When Tony Abbott last month stomped around a military base in Afghanistan in bomb disposal kit he looked more like an over-cautious beekeeper than a man of daring deeds.

But Abbott cannot be underrated for political boldness and dismissal of caution. His Action Man style has for the past 12 months allowed the Gillard government little time for rest or applause.
But now Tony Abbott is foreshadowing a switch from the relentless and restless tactics to a more settled period of policy creation. Twice in the past seven days he has pointed to extra effort in the contest of policy ideas, while still harassing the Government.
“The relative weighting” of Opposition priorities changes through the three year term of office, Abbott told Sky News yesterday, and one could expect that “being a credible alternative bulks just as large as holding the Government to account” in the coming year.
“I don’t think any of us ought to predict that this government is likely to last two years,” he said. “It may, it may not. We have to be ready for whatever happens.”
The objective is perfectly reasonable, but there is no certainty that Abbott, by far one of the most interesting characters in Australian politics along with Kevin Rudd, can settle himself to the task.
Abbott rightly argues the Opposition has come up with a welter of policy ideas, but in many cases they have been ideas designed to torpedo the Government’s rival proposals.
There is a significant distance between policy generated primarily out of a political strategy and policy presented because it is the best thing to do.
So the Coalition is now committed to an expensive parental leave scheme involving a tax rise, and to increasing pensions without using money raised by carbon pricing, because that made life harder for the Government.

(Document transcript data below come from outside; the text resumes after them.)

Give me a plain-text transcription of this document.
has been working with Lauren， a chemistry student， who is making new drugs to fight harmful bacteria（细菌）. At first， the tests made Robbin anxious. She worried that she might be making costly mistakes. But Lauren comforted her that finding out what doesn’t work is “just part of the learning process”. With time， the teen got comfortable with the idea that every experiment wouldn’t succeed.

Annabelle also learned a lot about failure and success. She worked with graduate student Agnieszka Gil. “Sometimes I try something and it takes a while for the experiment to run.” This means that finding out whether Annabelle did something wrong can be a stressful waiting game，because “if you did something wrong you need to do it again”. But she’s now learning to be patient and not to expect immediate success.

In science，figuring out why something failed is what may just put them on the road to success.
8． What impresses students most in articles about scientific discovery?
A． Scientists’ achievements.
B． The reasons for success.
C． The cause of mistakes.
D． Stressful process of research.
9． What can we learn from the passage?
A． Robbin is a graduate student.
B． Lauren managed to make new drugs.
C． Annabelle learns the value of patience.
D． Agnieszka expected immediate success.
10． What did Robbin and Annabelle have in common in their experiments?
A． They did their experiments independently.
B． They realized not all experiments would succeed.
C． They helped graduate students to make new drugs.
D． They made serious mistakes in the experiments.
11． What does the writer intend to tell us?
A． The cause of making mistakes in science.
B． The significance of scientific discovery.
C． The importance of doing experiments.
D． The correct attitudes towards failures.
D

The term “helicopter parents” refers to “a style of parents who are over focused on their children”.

This is policy skirmishing, not considered policy creation, and reflects Abbott’s action man political persona. He would rather keep launching raids on the Government’s climate change and asylum seeker positions than stay still for a moment to push well-formed Coalition policies on, for example, small business.
Always the action man.
That small walk-on costume part in the bomb disposal clobber would have been satisfying for Abbott. It addressed a need in his personality, as did firing off a few rounds on a previous visit.
The Opposition Leader has a deep-seated yearning for exposure to danger that tests his manliness. He would like to be a Churchillian combination of soldier, journalist and political leader.
He’s been a journalist, is now a party leader, but hasn’t put his life on the line in a gun battle against an evil enemy.
The closest he has come to that recently was a few weeks ago when he visited a building site for another carbon pricing political raid and waved a nail gun around in a mock threat to journalists.
Perhaps he thought there was a chance no jury would convict if he impaled just a few hacks.
Abbott’s ambition to go on patrol with Special Forces in Afghanistan, embedded like a reporter, has been discouraged by military authorities, and he has felt the disappointment.
But if he is looking for mighty deeds to accomplish he might start with an Opposition economic policy that adds up, and a certain amount of boldness on the workplace relations front.